DPRD Soroti Gangguan Wisata dan Kesehatan
BIMARAYA, PALANGKA RAYA – Keberadaan Tempat Pembuangan Akhir (TPA) di jalur masuk kawasan wisata Tangkiling, Kota Palangka Raya, menuai sorotan. Salah satunya dari Anggota Komisi III DPRD Kota Palangka Raya, Jati Asmoro. Ia mendesak Dinas Lingkungan Hidup (DLH) segera mengevaluasi dan mempertimbangkan relokasi TPA di Jalan Sukamulya, Kelurahan Tangkiling.
Menurutnya, lokasi TPA yang berada di akses utama menuju destinasi wisata sudah tidak lagi layak. Selain mengganggu estetika kawasan, keberadaannya dinilai mencoreng citra daerah yang tengah mengembangkan sektor pariwisata.
“Keberadaan TPA di jalur masuk destinasi wisata ini harus menjadi perhatian serius. Kami meminta DLH segera mengevaluasi dan mempertimbangkan relokasi,” ucapnya, Selasa (24/2/2026).
Desakan tersebut merupakan tindak lanjut dari aspirasi warga yang disampaikan saat reses di Kelurahan Tangkiling pada Desember 2025 lalu. Warga mengeluhkan kondisi TPA yang dinilai telah melebihi kapasitas dan kerap menimbulkan bau tidak sedap.
Jati mengungkapkan, sampah di lokasi tersebut sering meluber hingga keluar area penampungan, sehingga mengganggu kenyamanan lingkungan sekitar.
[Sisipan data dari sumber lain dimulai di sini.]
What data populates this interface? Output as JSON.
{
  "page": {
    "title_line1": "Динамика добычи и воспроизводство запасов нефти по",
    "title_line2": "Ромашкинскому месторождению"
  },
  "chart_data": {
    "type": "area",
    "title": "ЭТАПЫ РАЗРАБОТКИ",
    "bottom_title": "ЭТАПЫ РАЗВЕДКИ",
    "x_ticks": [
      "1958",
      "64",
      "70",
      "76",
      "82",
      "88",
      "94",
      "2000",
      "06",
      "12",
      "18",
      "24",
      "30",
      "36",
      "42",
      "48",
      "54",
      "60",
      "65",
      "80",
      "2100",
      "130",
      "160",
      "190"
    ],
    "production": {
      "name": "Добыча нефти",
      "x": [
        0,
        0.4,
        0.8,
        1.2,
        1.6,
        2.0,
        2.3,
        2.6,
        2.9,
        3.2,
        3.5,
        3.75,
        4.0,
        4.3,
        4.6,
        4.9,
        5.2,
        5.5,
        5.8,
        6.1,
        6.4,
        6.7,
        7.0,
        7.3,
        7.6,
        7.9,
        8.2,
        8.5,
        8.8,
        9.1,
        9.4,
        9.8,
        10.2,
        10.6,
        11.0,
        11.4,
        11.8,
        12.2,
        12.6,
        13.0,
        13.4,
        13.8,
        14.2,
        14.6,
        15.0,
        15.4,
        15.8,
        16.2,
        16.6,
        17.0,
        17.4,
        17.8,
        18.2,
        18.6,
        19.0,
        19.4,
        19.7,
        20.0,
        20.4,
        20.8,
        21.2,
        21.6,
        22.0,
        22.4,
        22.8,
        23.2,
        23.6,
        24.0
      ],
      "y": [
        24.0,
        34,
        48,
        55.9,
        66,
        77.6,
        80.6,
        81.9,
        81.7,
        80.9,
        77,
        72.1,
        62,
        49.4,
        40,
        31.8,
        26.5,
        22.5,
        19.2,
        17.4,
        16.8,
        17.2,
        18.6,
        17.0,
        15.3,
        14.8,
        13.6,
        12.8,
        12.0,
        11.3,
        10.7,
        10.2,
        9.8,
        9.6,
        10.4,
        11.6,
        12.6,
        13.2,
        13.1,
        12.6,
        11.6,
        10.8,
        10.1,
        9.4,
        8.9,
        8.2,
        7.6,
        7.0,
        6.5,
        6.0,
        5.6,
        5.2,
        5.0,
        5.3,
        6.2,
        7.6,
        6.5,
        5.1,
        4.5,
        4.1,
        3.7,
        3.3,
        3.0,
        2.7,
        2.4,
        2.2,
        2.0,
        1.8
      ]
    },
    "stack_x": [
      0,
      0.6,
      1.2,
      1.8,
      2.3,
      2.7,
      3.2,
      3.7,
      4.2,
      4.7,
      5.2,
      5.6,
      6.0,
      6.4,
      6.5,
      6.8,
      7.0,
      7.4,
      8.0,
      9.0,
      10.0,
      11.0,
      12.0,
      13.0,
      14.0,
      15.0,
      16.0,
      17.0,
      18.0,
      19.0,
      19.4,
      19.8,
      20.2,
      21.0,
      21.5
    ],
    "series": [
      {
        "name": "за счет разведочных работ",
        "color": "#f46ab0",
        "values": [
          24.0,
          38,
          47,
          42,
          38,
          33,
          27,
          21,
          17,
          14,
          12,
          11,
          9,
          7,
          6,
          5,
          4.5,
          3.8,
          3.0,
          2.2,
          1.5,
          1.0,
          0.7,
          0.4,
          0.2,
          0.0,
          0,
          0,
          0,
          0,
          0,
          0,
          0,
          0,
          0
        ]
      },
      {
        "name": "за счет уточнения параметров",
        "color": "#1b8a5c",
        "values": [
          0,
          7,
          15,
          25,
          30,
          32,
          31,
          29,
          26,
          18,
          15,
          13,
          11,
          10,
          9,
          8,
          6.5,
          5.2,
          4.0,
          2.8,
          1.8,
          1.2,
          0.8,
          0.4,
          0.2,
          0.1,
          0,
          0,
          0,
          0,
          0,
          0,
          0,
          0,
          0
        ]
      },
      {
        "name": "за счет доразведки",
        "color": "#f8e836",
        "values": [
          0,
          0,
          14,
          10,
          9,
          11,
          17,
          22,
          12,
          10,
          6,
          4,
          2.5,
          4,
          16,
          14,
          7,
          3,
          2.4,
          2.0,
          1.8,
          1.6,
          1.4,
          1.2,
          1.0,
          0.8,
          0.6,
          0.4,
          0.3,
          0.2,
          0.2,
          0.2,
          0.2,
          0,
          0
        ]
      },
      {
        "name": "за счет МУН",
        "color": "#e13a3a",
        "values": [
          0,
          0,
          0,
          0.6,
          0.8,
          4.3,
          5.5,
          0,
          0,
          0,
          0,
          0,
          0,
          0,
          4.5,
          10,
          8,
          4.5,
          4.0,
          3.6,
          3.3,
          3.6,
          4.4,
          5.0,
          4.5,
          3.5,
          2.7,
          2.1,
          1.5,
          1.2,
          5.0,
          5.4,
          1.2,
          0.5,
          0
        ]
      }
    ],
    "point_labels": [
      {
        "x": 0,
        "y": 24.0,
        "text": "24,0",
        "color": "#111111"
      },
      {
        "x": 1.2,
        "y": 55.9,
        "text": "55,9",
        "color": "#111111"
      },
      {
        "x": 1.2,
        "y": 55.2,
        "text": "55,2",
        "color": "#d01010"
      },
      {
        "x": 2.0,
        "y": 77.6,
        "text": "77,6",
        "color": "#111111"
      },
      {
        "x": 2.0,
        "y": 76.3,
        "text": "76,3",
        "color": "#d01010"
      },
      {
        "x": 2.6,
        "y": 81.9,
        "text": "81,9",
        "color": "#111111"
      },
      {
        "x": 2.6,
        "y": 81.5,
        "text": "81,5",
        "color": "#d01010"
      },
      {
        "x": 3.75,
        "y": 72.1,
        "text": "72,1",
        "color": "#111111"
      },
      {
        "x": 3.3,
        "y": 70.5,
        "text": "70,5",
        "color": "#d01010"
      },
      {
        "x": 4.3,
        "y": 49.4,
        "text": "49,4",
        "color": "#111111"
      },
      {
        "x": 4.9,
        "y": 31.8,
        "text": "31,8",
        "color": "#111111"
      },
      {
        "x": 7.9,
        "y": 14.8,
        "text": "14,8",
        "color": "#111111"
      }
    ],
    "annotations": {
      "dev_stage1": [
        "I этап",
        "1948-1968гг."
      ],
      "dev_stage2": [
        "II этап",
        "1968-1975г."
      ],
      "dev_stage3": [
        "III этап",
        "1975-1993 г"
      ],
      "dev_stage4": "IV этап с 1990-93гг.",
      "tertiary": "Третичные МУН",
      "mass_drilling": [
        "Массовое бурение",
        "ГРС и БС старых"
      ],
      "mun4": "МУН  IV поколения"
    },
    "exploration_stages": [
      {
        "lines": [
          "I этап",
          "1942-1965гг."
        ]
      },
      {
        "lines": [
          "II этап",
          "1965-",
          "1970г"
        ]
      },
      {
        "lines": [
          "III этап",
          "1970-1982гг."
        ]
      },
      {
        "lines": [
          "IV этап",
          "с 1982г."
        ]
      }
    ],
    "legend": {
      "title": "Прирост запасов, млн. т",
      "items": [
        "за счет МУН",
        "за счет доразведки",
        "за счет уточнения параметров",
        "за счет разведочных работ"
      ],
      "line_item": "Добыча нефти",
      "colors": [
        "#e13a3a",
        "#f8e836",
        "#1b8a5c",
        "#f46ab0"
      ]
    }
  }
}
Kondisi tersebut dinilai tidak hanya merusak pemandangan, tetapi juga berpotensi menimbulkan pencemaran dan gangguan kesehatan.
Ia menambahkan, peningkatan jumlah penduduk dan aktivitas masyarakat di kawasan Tangkiling turut berdampak pada bertambahnya volume sampah. Namun, hal itu belum diimbangi dengan fasilitas dan sistem pengelolaan yang memadai.
Sebagai mitra kerja DLH, DPRD melalui Komisi III akan terus mendorong langkah konkret dari pemerintah daerah. Relokasi maupun penataan ulang TPA dinilai penting guna menjaga kebersihan kawasan sekaligus mempertahankan citra Palangka Raya sebagai tujuan wisata di Kalimantan Tengah.